丸部屋で幾つかの机が壁沿いにならび、中心には奇妙なことに水がたたえられている。
「偉い人の部屋には火も必要ないのか……それに、なんだこの水盆……いや、泉?」
「それが今回の秘儀に必要なものだ」
泉は銀のような金属で六つに区切られている。花柄のようだなというのが、アントンの第一印象だった。そして、中心にあたる部分にはくぼみが付いている。
「“封魔の泉”と呼ばれてきたそうだ。これが地下にあるというより、これの上に大神殿を建てたというのが正確なところだ。名前の通り、魔なるものを水に取り込んで抜け出せないようにする効果がある。とはいっても使われる機会はなかった。今日、この時まではな」
「つまり、この泉にカリディスが溜め込んだ憑依者の魂を移すということですか……確かに剣に封じておくよりは安全な気がしますね」
折れたことはおろか、欠けたことも見せたことがないカリディスだが今後もそうであるという保証はない。万が一、紛失したり破損してしまえば憑依者の魂が再び飛び立ち、これまでの旅路を無にしてくれるだろう。
(カリディスはこの泉のことを知っているのか?)
(シシシ……知っているというほどではないが、“封魔の泉”を持ち運べるように改良したのが俺たちだ。知らんが、制作者が同じだったりしてな! シシシ)
「どうしたね、守護騎士アントン?」
「はい。カリディスによるとこの泉……“封魔の泉”は同じ機能を持っていると説明してくれました」
「剣と話せるのか? まったく世の中は不思議にあふれているな。邪悪な存在は憑依者だけではない。これからも守護騎士アントンは様々な存在と出会うだろう。その時に相手を封印できなければ意味がないということだ。憑依者はここに封印して、魔剣カリディスは空けておくのが望ましいだろう。さぁ泉の中央に剣を……」
黒から白へと変わってしまっているカリディスを、アントンは泉の中央にあるくぼみに刺すようにして置いてみた。
すると、カリディスから白色が抜け出るように徐々に黒色へと戻っていき、逆に泉の水は絵の具を流し込んだように乳白色へと染まった。
「六角のうち二つまで色が変わったか……憑依者め。よほど巨大化していたようだな……」
教皇は苦々しくつぶやいた。完全に黒へと戻ったカリディスを眺めていると、アントンは懐かしく感じたが同時にあらためてこれは魔剣なのだなという実感を持った。魔を封じるための魔剣。それは何よりも魔に近いということではないか。
「猊下はまだ封印するべき存在がいると仰る?」
「残された文献を読んだ限りではな。
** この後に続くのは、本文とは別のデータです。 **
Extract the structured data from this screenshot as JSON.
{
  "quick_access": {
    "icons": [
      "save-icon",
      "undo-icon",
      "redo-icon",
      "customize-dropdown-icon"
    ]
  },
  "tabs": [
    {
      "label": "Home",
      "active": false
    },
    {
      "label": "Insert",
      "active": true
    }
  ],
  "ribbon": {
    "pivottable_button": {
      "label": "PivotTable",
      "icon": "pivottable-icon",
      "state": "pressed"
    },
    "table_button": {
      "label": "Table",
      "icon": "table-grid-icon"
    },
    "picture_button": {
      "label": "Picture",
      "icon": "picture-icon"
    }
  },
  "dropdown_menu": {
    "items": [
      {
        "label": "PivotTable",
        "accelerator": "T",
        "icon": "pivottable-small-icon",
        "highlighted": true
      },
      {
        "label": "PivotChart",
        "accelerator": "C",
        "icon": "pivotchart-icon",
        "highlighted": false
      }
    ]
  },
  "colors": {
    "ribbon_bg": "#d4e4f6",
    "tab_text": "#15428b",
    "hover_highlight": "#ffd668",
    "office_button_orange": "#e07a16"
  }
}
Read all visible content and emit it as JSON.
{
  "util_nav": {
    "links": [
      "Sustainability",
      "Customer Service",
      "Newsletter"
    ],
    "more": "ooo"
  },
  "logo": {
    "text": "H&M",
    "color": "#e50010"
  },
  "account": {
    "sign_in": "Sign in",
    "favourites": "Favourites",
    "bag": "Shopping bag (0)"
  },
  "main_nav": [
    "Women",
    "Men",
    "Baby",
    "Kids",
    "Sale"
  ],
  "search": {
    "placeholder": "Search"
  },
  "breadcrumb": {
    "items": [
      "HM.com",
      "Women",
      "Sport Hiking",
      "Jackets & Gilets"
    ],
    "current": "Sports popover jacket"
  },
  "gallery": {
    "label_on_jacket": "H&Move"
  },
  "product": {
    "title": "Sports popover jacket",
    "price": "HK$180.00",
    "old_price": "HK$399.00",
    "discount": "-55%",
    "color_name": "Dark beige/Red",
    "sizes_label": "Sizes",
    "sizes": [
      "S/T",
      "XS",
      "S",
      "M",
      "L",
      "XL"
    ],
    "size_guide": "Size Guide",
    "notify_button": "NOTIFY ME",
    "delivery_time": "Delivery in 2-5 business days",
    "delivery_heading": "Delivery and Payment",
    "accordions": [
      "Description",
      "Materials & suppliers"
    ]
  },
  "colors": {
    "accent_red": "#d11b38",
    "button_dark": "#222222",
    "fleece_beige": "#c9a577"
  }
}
それらをすべてこの泉に封印するのは難しいかもしれんがな……作り方さえ分かれば泉を増やすのだが、長い歴史の中でその術は失われている」
憑依者一体で三分の一を使ってしまっている。残りがそれほど強力な存在でないと期待するしかない。カリディスとアントンですら憑依者を封じた後、容量が完全に限界だったのだから。
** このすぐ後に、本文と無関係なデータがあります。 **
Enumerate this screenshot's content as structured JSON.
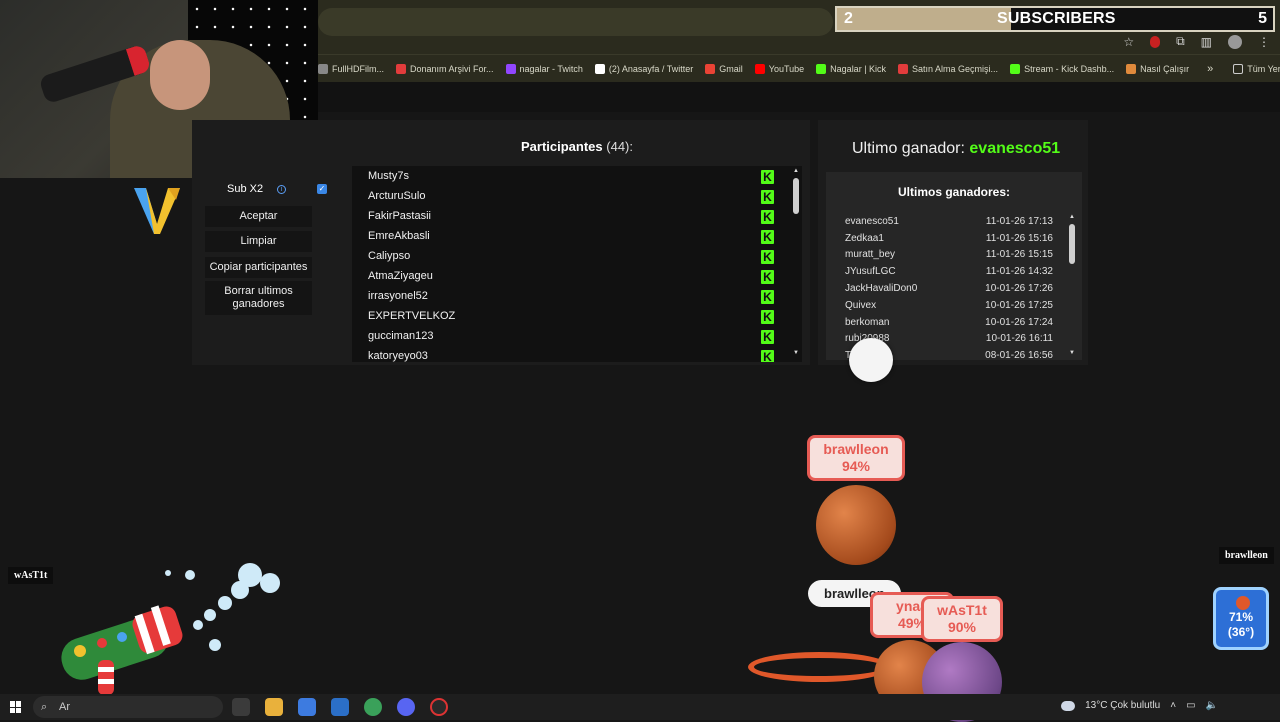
{
  "subscriber_bar": {
    "current": "2",
    "label": "SUBSCRIBERS",
    "goal": "5",
    "progress_fraction": 0.4
  },
  "bookmarks": [
    {
      "label": "FullHDFilm...",
      "icon": "film-icon",
      "color": "#888888"
    },
    {
      "label": "Donanım Arşivi For...",
      "icon": "forum-icon",
      "color": "#e23c3c"
    },
    {
      "label": "nagalar - Twitch",
      "icon": "twitch-icon",
      "color": "#9146ff"
    },
    {
      "label": "(2) Anasayfa / Twitter",
      "icon": "x-icon",
      "color": "#ffffff"
    },
    {
      "label": "Gmail",
      "icon": "gmail-icon",
      "color": "#ea4335"
    },
    {
      "label": "YouTube",
      "icon": "youtube-icon",
      "color": "#ff0000"
    },
    {
      "label": "Nagalar | Kick",
      "icon": "kick-icon",
      "color": "#53fc18"
    },
    {
      "label": "Satın Alma Geçmişi...",
      "icon": "circle-icon",
      "color": "#e23c3c"
    },
    {
      "label": "Stream - Kick Dashb...",
      "icon": "kick-icon",
      "color": "#53fc18"
    },
    {
      "label": "Nasıl Çalışır",
      "icon": "fox-icon",
      "color": "#e08a3c"
    }
  ],
  "bookmarks_more": "»",
  "bookmarks_folder": "Tüm Yer İşaretleri",
  "controls": {
    "sub_x2_label": "Sub X2",
    "sub_x2_checked": true,
    "buttons": [
      "Aceptar",
      "Limpiar",
      "Copiar participantes",
      "Borrar ultimos ganadores"
    ]
  },
  "participants": {
    "title": "Participantes",
    "count": "(44):",
    "items": [
      "Musty7s",
      "ArcturuSulo",
      "FakirPastasii",
      "EmreAkbasli",
      "Caliypso",
      "AtmaZiyageu",
      "irrasyonel52",
      "EXPERTVELKOZ",
      "gucciman123",
      "katoryeyo03"
    ],
    "platform_icon": "kick-icon",
    "platform_color": "#53fc18"
  },
  "last_winner": {
    "label": "Ultimo ganador:",
    "name": "evanesco51",
    "name_color": "#53fc18"
  },
  "recent_winners": {
    "title": "Ultimos ganadores:",
    "rows": [
      {
        "name": "evanesco51",
        "date": "11-01-26 17:13"
      },
      {
        "name": "Zedkaa1",
        "date": "11-01-26 15:16"
      },
      {
        "name": "muratt_bey",
        "date": "11-01-26 15:15"
      },
      {
        "name": "JYusufLGC",
        "date": "11-01-26 14:32"
      },
      {
        "name": "JackHavaliDon0",
        "date": "10-01-26 17:26"
      },
      {
        "name": "Quivex",
        "date": "10-01-26 17:25"
      },
      {
        "name": "berkoman",
        "date": "10-01-26 17:24"
      },
      {
        "name": "rubi20988",
        "date": "10-01-26 16:11"
      },
      {
        "name": "The",
        "date": "08-01-26 16:56"
      }
    ]
  },
  "overlay": {
    "brawlleon_card": {
      "name": "brawlleon",
      "pct": "94%"
    },
    "brawlleon_tag": "brawlleon",
    "card_partial": {
      "name": "ynaa",
      "pct": "49%"
    },
    "wast1t_card": {
      "name": "wAsT1t",
      "pct": "90%"
    },
    "left_label": "wAsT1t",
    "right_label": "brawlleon",
    "stats_badge": {
      "pct": "71%",
      "angle": "(36°)"
    }
  },
  "taskbar": {
    "search_text": "Ar",
    "weather": "13°C  Çok bulutlu"
  }
}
「研究は急いで進める必要があるが、今は良い。無事に機能すると分かっただけでも収穫だ。戻るとしよう」
教皇が再び結晶に触れて灯りを消すと、一行は来た道を戻り始めた。
「叔父様。なぜ、あの封印技術をわたくしたちの側でも研究させないのですか? 我々は秘儀に通じております。互いに協力しあえばもっと早く設備を整えられます」
燭台の灯りだけに戻った薄闇で、レオノールが地下で初めて口をきいた。思えばレオノールは秘儀の間や“封魔の泉”を見ながらも一切口出しをしなかった。権力が明確に分かれているのもあるだろうが、このような重大な秘密を隠してきた歴代の教皇に不審感を持ったのだろう。
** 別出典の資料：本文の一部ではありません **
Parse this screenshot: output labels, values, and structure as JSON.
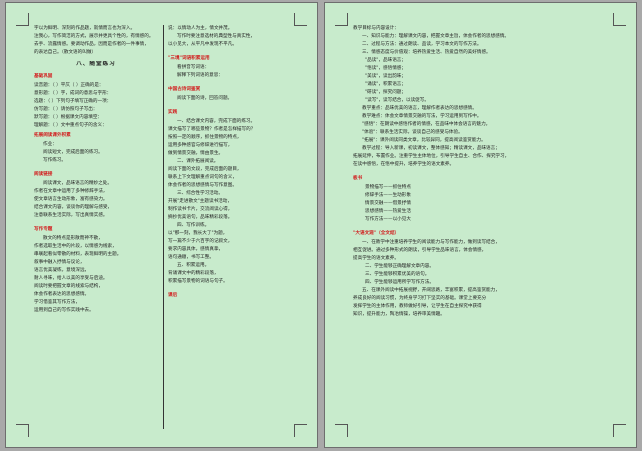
{
  "left_page": {
    "col_a": [
      {
        "t": "字以为鲜明、深刻的作品题，就情而言也为深入。",
        "c": ""
      },
      {
        "t": "注我心，写作简洁的方式，展示并更具个性的，有情感的。",
        "c": ""
      },
      {
        "t": "去手、流露情感。要调动作品，因而是作者的一件事情，",
        "c": ""
      },
      {
        "t": "的表达自己。（散文语的叫做）",
        "c": ""
      },
      {
        "t": "八、随堂练习",
        "c": "sec"
      },
      {
        "t": "基础巩固",
        "c": "red"
      },
      {
        "t": "读音题：（ ）平仄（ ）正确的是：",
        "c": ""
      },
      {
        "t": "意形题：（ ）字，成词的意思与字形：",
        "c": ""
      },
      {
        "t": "选题：（ ）下列句子填写正确的一项：",
        "c": ""
      },
      {
        "t": "仿写题：（ ）请仿照句子写出：",
        "c": ""
      },
      {
        "t": "默写题：（ ）根据课文内容填空：",
        "c": ""
      },
      {
        "t": "理解题：（ ）文中重点句子的含义：",
        "c": ""
      },
      {
        "t": "拓展阅读课外积累",
        "c": "red"
      },
      {
        "t": "作业：",
        "c": "ind"
      },
      {
        "t": "阅读短文，完成后面的练习。",
        "c": "ind"
      },
      {
        "t": "写作练习。",
        "c": "ind"
      },
      {
        "t": "",
        "c": "gap"
      },
      {
        "t": "阅读链接",
        "c": "red"
      },
      {
        "t": "阅读课文，品味语言的精妙之处。",
        "c": "ind"
      },
      {
        "t": "作者在文章中运用了多种修辞手法，",
        "c": ""
      },
      {
        "t": "使文章语言生动形象，富有感染力。",
        "c": ""
      },
      {
        "t": "结合课文内容，谈谈你的理解与感受，",
        "c": ""
      },
      {
        "t": "注意联系生活实际，写出真情实感。",
        "c": ""
      },
      {
        "t": "",
        "c": "gap"
      },
      {
        "t": "写作专题",
        "c": "red"
      },
      {
        "t": "散文的特点是形散而神不散，",
        "c": "ind"
      },
      {
        "t": "作者选取生活中的片段，以情感为线索，",
        "c": ""
      },
      {
        "t": "串联起看似零散的材料，表现鲜明的主题。",
        "c": ""
      },
      {
        "t": "叙事中融入抒情与议论，",
        "c": ""
      },
      {
        "t": "语言优美凝练，意境深远，",
        "c": ""
      },
      {
        "t": "耐人寻味，给人以美的享受与启迪。",
        "c": ""
      },
      {
        "t": "阅读时要把握文章的线索与结构，",
        "c": ""
      },
      {
        "t": "体会作者表达的思想感情。",
        "c": ""
      },
      {
        "t": "学习借鉴其写作方法，",
        "c": ""
      },
      {
        "t": "运用到自己的写作实践中去。",
        "c": ""
      }
    ],
    "col_b": [
      {
        "t": "说：以情动人为主，情文并茂。",
        "c": ""
      },
      {
        "t": "写作时要注意选材的典型性与真实性，",
        "c": "ind"
      },
      {
        "t": "以小见大，从平凡中发现不平凡。",
        "c": ""
      },
      {
        "t": "",
        "c": "gap"
      },
      {
        "t": "\"三境\"词语积累运用",
        "c": "red"
      },
      {
        "t": "看拼音写词语：",
        "c": "ind"
      },
      {
        "t": "解释下列词语的意思：",
        "c": "ind"
      },
      {
        "t": "",
        "c": "gap"
      },
      {
        "t": "中国古诗词鉴赏",
        "c": "red"
      },
      {
        "t": "阅读下面的诗，回答问题。",
        "c": "ind"
      },
      {
        "t": "",
        "c": "gap"
      },
      {
        "t": "实践",
        "c": "red"
      },
      {
        "t": "一、结合课文内容，完成下面的练习。",
        "c": "ind"
      },
      {
        "t": "课文描写了哪些景物？作者是怎样描写的？",
        "c": ""
      },
      {
        "t": "按照一定的顺序，抓住景物的特点，",
        "c": ""
      },
      {
        "t": "运用多种感官与修辞进行描写，",
        "c": ""
      },
      {
        "t": "做到情景交融，情由景生。",
        "c": ""
      },
      {
        "t": "二、课外拓展阅读。",
        "c": "ind"
      },
      {
        "t": "阅读下面的文段，完成后面的题目，",
        "c": ""
      },
      {
        "t": "联系上下文理解重点词句的含义，",
        "c": ""
      },
      {
        "t": "体会作者的思想感情与写作意图。",
        "c": ""
      },
      {
        "t": "三、综合性学习活动。",
        "c": "ind"
      },
      {
        "t": "开展\"走进散文\"主题读书活动，",
        "c": ""
      },
      {
        "t": "制作读书卡片，交流阅读心得，",
        "c": ""
      },
      {
        "t": "摘抄优美语句，品味精彩段落。",
        "c": ""
      },
      {
        "t": "四、写作训练。",
        "c": "ind"
      },
      {
        "t": "以\"那一刻，我长大了\"为题，",
        "c": ""
      },
      {
        "t": "写一篇不少于六百字的记叙文，",
        "c": ""
      },
      {
        "t": "要求内容具体，感情真挚，",
        "c": ""
      },
      {
        "t": "语句通顺，书写工整。",
        "c": ""
      },
      {
        "t": "五、积累运用。",
        "c": "ind"
      },
      {
        "t": "背诵课文中的精彩段落，",
        "c": ""
      },
      {
        "t": "积累描写景物的词语与句子。",
        "c": ""
      },
      {
        "t": "",
        "c": "gap"
      },
      {
        "t": "课后",
        "c": "red"
      }
    ]
  },
  "right_page": {
    "col_c": [
      {
        "t": "教学目标与内容设计：",
        "c": ""
      },
      {
        "t": "一、知识与能力：理解课文内容，把握文章主旨，体会作者的思想感情。",
        "c": "ind"
      },
      {
        "t": "二、过程与方法：通过朗读、品读，学习本文的写作方法。",
        "c": "ind"
      },
      {
        "t": "三、情感态度与价值观：培养热爱生活、热爱自然的美好情感。",
        "c": "ind"
      },
      {
        "t": "\"品读\"，品味语言；",
        "c": "ind2"
      },
      {
        "t": "\"悟读\"，感悟情感；",
        "c": "ind2"
      },
      {
        "t": "\"美读\"，读出韵味；",
        "c": "ind2"
      },
      {
        "t": "\"诵读\"，积累语言；",
        "c": "ind2"
      },
      {
        "t": "\"研读\"，探究问题；",
        "c": "ind2"
      },
      {
        "t": "\"读写\"，读写结合，以读促写。",
        "c": "ind2"
      },
      {
        "t": "教学重点：品味优美的语言，理解作者表达的思想感情。",
        "c": "ind"
      },
      {
        "t": "教学难点：体会文章情景交融的写法，学习运用到写作中。",
        "c": "ind"
      },
      {
        "t": "\"感悟\"：在朗读中感悟作者的情感，在品味中体会语言的魅力。",
        "c": "ind"
      },
      {
        "t": "\"体验\"：联系生活实际，谈谈自己的感受与体验。",
        "c": "ind"
      },
      {
        "t": "\"拓展\"：课外阅读同类文章，比较异同，提高阅读鉴赏能力。",
        "c": "ind"
      },
      {
        "t": "教学过程：导入新课，初读课文，整体感知；精读课文，品味语言；",
        "c": "ind"
      },
      {
        "t": "拓展延伸，布置作业。注重学生主体地位，引导学生自主、合作、探究学习，",
        "c": ""
      },
      {
        "t": "在读中感悟，在悟中提升，培养学生的语文素养。",
        "c": ""
      },
      {
        "t": "",
        "c": "gap"
      },
      {
        "t": "板书",
        "c": "red"
      },
      {
        "t": "景物描写——抓住特点",
        "c": "ind2"
      },
      {
        "t": "修辞手法——生动形象",
        "c": "ind2"
      },
      {
        "t": "情景交融——借景抒情",
        "c": "ind2"
      },
      {
        "t": "思想感情——热爱生活",
        "c": "ind2"
      },
      {
        "t": "写作方法——以小见大",
        "c": "ind2"
      },
      {
        "t": "",
        "c": "gap"
      },
      {
        "t": "\"大语文观\"（全文结）",
        "c": "red"
      },
      {
        "t": "一、在教学中注重培养学生的阅读能力与写作能力，做到读写结合，",
        "c": "ind"
      },
      {
        "t": "相互促进。通过多种形式的朗读，引导学生品味语言，体会情感，",
        "c": ""
      },
      {
        "t": "提高学生的语文素养。",
        "c": ""
      },
      {
        "t": "二、学生能够正确理解文章内容。",
        "c": "ind2"
      },
      {
        "t": "三、学生能够积累优美的语句。",
        "c": "ind2"
      },
      {
        "t": "四、学生能够运用所学写作方法。",
        "c": "ind2"
      },
      {
        "t": "五、在课外阅读中拓展视野，开阔思路，丰富积累，提高鉴赏能力，",
        "c": "ind"
      },
      {
        "t": "养成良好的阅读习惯，为终身学习打下坚实的基础。课堂上要充分",
        "c": ""
      },
      {
        "t": "发挥学生的主体作用，教师做好引导，让学生在自主探究中获得",
        "c": ""
      },
      {
        "t": "知识，提升能力，陶冶情操，培养审美情趣。",
        "c": ""
      }
    ]
  }
}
「魔法や秘儀に通じる者は魔剣の研究に駆り出されておるでな。こちらとしてもカリディスのような魔剣を作れるようになるならありがたい」
「叔父様……? カリディスは魂の捕縛者でなくては意味がありませんが……」
「魂の捕縛者を見出す手間は相当なものだ。一代に一人現れるとも限らん。その能力を含めた魔剣の発明を期待しているのだよ」
「……叔父様がそう仰るなら」
教皇の発言はむしろ不審感を煽っていた。今代についてはそれでいいだろう。だがかつての教皇たちは秘儀の間でなにをしていたのか……それを明かさないままだったからだ。
陰謀などに縁のないアントンとしても不思議だった。それならば研究のためカリディスを差し出せと言われそうなところが、それはなかったからだ。
教皇の部屋に戻り、隠し階段のフタをもとに戻して燭台を返す。
教皇の間には戻らず、そのまま執務室での会話になる。
「秘密を共有できる仲間ができるというのはいいものだな。教皇の椅子に座ると友人もいなくなる。実に寂しいものだよ。権力を求めていた時には想像もしていなかったがな……例外は我が姪くらいか。そこに守護騎士アントンも加わってくれたわけだ」
「秘密は守りますよ。言う必要もなさそうですし……レオノールがいなければ来る機会もなさそうですがね」
すると教皇が思案げな顔になった後、苦笑した。
「だが、助言役は必要になるかもしれん。国王陛下が守護騎士アントンの取り扱いに興味をもたれているようだからな」
アントンが望んでいない一言を、教皇は放り投げた。